If that lineup was not good enough, the National Leaguers had Pittsburgh's Roberto Clemente, Cincinnati’s Frank Robinson and Chicago teammates Billy Williams and Ron Santo coming off the bench.

As talented as that group was, the pitching staff may have been even more impressive. In addition to Marichal, who may have been the best pitcher in baseball during the 1960s, the Senior Circuit had Bob Gibson of the Cardinals, and Sandy Koufax and Don Drysdale of the Dodgers. Mauch also had a couple of other pitchers, in Jim Maloney of the Reds and Bob Veale of the Pirates, who were not in the same class with the Hall of Famers named previously.

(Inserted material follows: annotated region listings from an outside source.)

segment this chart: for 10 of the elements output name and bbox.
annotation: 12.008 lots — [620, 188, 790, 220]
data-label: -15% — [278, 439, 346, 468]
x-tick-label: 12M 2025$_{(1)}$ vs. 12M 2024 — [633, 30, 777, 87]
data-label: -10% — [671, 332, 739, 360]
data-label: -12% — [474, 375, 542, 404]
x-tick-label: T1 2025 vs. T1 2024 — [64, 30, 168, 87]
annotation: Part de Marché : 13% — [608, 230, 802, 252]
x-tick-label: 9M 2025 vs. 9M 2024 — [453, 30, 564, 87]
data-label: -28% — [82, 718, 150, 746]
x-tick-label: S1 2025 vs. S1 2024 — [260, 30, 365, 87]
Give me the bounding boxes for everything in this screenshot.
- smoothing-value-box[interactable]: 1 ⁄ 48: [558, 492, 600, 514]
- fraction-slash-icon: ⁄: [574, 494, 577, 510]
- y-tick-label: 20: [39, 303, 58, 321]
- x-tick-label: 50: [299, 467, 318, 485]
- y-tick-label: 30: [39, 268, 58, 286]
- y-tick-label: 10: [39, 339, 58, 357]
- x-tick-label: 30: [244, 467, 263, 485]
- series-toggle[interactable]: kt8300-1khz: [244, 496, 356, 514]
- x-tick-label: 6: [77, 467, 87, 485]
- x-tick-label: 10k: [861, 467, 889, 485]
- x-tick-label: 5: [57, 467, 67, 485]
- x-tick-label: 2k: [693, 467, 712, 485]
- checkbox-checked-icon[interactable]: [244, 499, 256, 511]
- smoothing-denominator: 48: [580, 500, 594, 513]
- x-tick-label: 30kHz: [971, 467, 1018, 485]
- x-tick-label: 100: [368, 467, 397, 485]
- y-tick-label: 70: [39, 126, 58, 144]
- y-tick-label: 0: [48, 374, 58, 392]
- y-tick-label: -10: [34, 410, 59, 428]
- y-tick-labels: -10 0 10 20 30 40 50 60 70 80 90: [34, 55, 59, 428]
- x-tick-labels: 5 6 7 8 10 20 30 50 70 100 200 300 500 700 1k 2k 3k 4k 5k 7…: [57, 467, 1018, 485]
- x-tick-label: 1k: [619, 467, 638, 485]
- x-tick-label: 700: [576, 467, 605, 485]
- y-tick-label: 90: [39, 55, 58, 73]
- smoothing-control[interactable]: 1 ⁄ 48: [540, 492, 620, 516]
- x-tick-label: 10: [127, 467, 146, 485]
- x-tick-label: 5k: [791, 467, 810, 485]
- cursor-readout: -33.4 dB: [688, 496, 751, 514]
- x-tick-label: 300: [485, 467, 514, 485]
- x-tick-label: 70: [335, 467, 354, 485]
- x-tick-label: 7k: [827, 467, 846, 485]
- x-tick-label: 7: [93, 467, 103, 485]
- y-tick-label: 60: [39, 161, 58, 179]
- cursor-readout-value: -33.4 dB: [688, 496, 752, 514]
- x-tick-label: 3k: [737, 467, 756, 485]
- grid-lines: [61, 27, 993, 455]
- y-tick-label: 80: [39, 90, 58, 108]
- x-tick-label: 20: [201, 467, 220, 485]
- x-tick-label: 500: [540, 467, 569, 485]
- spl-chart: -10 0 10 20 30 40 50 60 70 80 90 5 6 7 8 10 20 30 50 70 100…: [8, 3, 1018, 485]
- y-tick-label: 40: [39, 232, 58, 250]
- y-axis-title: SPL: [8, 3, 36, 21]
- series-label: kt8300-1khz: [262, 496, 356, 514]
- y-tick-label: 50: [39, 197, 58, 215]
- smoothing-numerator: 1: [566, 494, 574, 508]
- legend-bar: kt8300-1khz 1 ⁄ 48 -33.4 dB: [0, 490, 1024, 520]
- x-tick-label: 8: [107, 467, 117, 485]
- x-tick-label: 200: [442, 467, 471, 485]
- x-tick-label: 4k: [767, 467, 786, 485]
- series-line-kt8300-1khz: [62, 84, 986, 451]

The American League really didn’t compare in those days, and it’s quite a tribute that they were able to stay close in this game, dropping a 6-5 decision. The best players in the American League starting lineup were Brooks Robinson of the Orioles and Harmon Killebrew of the hometown Twins, but other starters such as Dick McAuliffe and  Willie Horton of the Tigers, Earl Battey of the Twins and Felix Mantilla of the Red Sox were ordinary by comparison.

Mickey Mantle was on that team, but the Yankee slugger began his downturn in ’65, and he did not even get an at-bat. The best American League reserves were Tony Oliva of the Twins, Bill Freehan of the Tigers and Joe Pepitone of the Yankees.

Milt Pappas of the Baltimore Orioles started for the American League, and he was touched for three runs and four hits in one inning of work. One of the runs Pappas gave up came on a leadoff home run by Mays, a blow that set the tone for the game.

Other American League pitchers included Jim “Mudcat” Grant of the Twins, hard-throwing Sam McDowell of the Cleveland Indians and an outstanding young pitcher for the Yankees in Mel Stottlemyre, who was in his first full season with the Bombers.

Some of the National League teams that followed were nearly as good, including the 1969 team that added Johnny Bench, and the loaded teams of the mid- and late-1970s that had pitchers Tom Seaver and Steve Carlton, along with superstars Joe Morgan, Steve Garvey and Dave Parker, were also brilliant.

The American League teams of the 1990s would offer their own level of greatness, as Ken Griffey Jr., Kirby Puckett, Roberto Alomar and Cal Ripken would regularly outclass their National League counterparts.

But the 1965 National League team that had Mays in the leadoff spot, along with Aaron, Rose, Stargell and Allen, and could bring Clemente, Frank Robinson and Williams off the bench was unstoppable and the best of all-time.